4.2 Entsprechend dem Ausgang des Verfahrens sind die Verfahrenskosten der Beschwerdegegnerin aufzuerlegen (§ 65a Abs. 2 in Verbindung mit § 13 Abs. 2 VRG). Die Zu­sprechung einer Parteientschädigung wurde von keiner Partei beantragt.

Demgemäss erkennt der Einzelrichter:

1.    Die Beschwerde wird gutgeheissen.
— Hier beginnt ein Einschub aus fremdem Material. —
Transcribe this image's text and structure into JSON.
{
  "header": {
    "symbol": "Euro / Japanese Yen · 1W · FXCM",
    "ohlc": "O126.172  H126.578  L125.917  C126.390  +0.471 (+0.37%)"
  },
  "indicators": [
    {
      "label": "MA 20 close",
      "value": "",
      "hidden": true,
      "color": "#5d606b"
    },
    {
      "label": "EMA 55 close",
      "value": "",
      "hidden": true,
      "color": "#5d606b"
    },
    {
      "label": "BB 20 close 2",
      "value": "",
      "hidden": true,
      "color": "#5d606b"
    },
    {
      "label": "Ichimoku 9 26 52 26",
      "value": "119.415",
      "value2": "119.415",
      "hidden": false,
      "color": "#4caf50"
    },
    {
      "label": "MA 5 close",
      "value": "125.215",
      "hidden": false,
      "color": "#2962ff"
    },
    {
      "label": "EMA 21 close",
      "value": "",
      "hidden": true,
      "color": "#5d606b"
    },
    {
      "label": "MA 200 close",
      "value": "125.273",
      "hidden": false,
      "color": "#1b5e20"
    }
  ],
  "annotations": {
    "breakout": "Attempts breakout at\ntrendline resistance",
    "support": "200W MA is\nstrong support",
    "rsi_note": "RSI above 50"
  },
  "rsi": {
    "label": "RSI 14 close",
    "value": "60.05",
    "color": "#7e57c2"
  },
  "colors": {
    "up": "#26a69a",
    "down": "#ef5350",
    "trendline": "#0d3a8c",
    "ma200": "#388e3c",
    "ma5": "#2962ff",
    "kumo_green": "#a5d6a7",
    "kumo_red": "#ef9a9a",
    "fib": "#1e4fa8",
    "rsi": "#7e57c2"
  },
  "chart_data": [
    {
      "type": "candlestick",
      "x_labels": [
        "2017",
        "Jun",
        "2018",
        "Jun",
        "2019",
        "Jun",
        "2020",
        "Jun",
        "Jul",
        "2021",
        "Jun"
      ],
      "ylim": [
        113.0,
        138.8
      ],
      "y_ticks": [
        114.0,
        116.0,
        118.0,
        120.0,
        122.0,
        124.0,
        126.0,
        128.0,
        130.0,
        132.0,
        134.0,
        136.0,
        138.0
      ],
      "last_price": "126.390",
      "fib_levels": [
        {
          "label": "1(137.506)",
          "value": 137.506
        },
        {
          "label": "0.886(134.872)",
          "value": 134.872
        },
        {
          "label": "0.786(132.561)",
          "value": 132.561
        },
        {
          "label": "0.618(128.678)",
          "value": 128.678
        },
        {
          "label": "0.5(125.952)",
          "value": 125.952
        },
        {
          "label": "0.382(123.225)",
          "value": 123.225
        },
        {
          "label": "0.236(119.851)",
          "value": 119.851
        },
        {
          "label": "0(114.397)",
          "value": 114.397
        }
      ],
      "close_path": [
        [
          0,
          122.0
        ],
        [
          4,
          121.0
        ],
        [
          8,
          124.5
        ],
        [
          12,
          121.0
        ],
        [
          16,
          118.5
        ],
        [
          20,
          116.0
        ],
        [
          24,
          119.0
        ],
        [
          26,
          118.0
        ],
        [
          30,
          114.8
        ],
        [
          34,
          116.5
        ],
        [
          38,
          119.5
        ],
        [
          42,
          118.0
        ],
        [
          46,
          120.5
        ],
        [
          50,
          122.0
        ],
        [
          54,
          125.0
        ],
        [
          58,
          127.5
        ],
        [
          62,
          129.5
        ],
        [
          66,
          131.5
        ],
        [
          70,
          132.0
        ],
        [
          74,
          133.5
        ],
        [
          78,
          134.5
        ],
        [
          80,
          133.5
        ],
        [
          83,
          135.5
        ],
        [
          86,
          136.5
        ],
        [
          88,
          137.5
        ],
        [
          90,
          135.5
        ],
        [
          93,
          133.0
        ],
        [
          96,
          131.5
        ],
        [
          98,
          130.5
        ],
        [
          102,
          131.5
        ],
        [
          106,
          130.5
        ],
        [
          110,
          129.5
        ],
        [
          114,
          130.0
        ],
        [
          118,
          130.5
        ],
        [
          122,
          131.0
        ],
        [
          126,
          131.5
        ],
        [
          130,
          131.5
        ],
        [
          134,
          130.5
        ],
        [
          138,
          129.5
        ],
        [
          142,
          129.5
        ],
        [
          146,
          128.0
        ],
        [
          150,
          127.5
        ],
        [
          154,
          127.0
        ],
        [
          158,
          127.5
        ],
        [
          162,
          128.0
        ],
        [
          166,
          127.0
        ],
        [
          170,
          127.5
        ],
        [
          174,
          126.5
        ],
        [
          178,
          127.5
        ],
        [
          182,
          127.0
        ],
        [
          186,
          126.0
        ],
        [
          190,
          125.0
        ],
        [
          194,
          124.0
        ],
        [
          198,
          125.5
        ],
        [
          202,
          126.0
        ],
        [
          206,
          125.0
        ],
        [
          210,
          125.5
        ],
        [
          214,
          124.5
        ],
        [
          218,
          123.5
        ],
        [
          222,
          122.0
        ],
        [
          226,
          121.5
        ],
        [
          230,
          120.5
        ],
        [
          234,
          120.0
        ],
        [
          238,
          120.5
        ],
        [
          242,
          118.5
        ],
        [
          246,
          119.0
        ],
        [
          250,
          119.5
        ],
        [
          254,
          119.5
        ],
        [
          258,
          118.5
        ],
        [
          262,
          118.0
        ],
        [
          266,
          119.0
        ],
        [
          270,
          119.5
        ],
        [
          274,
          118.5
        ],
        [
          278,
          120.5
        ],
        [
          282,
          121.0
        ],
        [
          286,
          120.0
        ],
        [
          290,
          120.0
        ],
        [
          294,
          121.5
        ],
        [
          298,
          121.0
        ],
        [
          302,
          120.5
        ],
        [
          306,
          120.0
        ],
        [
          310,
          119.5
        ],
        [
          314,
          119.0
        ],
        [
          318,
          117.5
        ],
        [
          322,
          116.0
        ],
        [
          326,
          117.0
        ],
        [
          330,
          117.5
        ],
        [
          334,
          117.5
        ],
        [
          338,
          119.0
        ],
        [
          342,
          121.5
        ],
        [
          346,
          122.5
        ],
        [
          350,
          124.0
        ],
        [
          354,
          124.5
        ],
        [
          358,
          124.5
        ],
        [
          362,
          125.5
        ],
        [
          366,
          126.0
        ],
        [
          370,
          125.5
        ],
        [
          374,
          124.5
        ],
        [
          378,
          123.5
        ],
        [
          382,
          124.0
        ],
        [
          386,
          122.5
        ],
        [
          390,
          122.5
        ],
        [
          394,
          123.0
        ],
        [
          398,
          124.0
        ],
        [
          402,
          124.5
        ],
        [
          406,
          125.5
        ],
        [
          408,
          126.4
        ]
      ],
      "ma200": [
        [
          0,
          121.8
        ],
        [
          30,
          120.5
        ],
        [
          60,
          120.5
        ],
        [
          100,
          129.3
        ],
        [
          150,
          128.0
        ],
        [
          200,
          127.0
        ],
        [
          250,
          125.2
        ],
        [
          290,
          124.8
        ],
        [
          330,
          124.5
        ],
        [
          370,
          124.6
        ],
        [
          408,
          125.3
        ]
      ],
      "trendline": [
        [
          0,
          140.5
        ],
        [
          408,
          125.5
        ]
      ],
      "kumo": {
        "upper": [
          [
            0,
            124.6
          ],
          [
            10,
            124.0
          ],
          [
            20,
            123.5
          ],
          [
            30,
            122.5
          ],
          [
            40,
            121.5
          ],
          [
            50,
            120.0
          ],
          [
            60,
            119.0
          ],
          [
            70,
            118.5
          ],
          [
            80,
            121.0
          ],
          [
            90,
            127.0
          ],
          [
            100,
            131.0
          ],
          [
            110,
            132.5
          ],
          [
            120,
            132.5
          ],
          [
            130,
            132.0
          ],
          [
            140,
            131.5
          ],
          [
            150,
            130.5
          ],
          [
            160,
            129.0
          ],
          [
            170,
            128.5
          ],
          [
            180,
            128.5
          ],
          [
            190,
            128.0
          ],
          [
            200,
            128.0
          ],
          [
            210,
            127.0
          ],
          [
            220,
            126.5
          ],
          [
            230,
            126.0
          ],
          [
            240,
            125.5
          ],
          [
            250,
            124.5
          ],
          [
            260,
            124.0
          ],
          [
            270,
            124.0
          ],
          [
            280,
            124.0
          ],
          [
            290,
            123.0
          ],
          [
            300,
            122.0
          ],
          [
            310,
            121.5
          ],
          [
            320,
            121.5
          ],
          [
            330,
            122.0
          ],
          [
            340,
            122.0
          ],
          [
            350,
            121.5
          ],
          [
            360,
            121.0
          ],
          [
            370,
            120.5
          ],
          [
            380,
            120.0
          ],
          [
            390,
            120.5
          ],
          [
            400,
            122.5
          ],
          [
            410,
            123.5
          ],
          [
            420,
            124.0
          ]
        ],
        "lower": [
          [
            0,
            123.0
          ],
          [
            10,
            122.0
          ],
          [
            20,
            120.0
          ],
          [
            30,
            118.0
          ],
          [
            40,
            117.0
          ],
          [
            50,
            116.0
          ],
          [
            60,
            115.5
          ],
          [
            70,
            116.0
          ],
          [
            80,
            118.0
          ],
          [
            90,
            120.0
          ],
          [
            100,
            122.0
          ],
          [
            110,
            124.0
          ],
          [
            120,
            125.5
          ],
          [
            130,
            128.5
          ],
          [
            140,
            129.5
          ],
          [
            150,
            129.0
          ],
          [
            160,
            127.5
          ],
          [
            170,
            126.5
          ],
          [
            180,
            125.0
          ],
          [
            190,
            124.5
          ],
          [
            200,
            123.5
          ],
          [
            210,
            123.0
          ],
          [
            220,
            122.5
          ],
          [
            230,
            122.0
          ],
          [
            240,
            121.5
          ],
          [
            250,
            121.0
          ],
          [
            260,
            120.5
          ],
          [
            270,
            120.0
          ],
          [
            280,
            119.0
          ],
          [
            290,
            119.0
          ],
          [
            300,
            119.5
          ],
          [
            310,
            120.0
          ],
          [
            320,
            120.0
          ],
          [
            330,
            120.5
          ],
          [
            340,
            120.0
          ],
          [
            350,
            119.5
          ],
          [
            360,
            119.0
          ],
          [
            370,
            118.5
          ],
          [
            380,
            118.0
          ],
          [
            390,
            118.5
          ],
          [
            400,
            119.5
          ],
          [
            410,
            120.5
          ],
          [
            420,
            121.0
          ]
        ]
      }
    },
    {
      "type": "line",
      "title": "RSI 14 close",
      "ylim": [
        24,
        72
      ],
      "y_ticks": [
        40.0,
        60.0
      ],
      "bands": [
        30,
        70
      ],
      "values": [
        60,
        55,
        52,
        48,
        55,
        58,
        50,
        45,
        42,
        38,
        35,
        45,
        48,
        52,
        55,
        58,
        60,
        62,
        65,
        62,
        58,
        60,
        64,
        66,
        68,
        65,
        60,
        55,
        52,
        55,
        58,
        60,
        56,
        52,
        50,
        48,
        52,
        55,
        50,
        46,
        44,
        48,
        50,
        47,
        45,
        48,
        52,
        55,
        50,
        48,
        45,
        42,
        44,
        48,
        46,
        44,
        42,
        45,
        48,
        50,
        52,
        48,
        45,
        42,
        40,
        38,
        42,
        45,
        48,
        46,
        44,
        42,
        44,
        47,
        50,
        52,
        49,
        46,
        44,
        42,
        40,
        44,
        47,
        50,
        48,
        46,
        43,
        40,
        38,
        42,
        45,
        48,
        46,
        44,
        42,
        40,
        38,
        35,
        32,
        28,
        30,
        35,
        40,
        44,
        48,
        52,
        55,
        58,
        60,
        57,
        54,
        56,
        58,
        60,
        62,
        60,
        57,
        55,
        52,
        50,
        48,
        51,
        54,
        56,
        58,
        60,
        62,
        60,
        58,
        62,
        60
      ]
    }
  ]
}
Die Beschwerdegegnerin wird verpflichtet, Fr. 5'194.60 an den Beschwerdeführer innert 30 Tagen nach Rechtskraft dieses Urteils zu überweisen.

2.    Die Gerichtsgebühr wird festgesetzt auf
Fr.    500.--;    die übrigen Kosten betragen:
Fr.    100.--     Zustellkosten,
Fr.    600.--     Total der Kosten.

3.    Die Gerichtskosten werden der Beschwerdegegnerin auferlegt.

4.    Gegen dieses Urteil kann Beschwerde in öffentlich-rechtlichen Angelegenheiten nach Art. 82 ff. des Bundesgerichtsgesetzes erhoben werden. Die Beschwerde ist innert 30 Tagen, von der Zustellung an gerechnet, beim Bundesgericht, Schweizerhofquai 6, 6004 Luzern, einzureichen.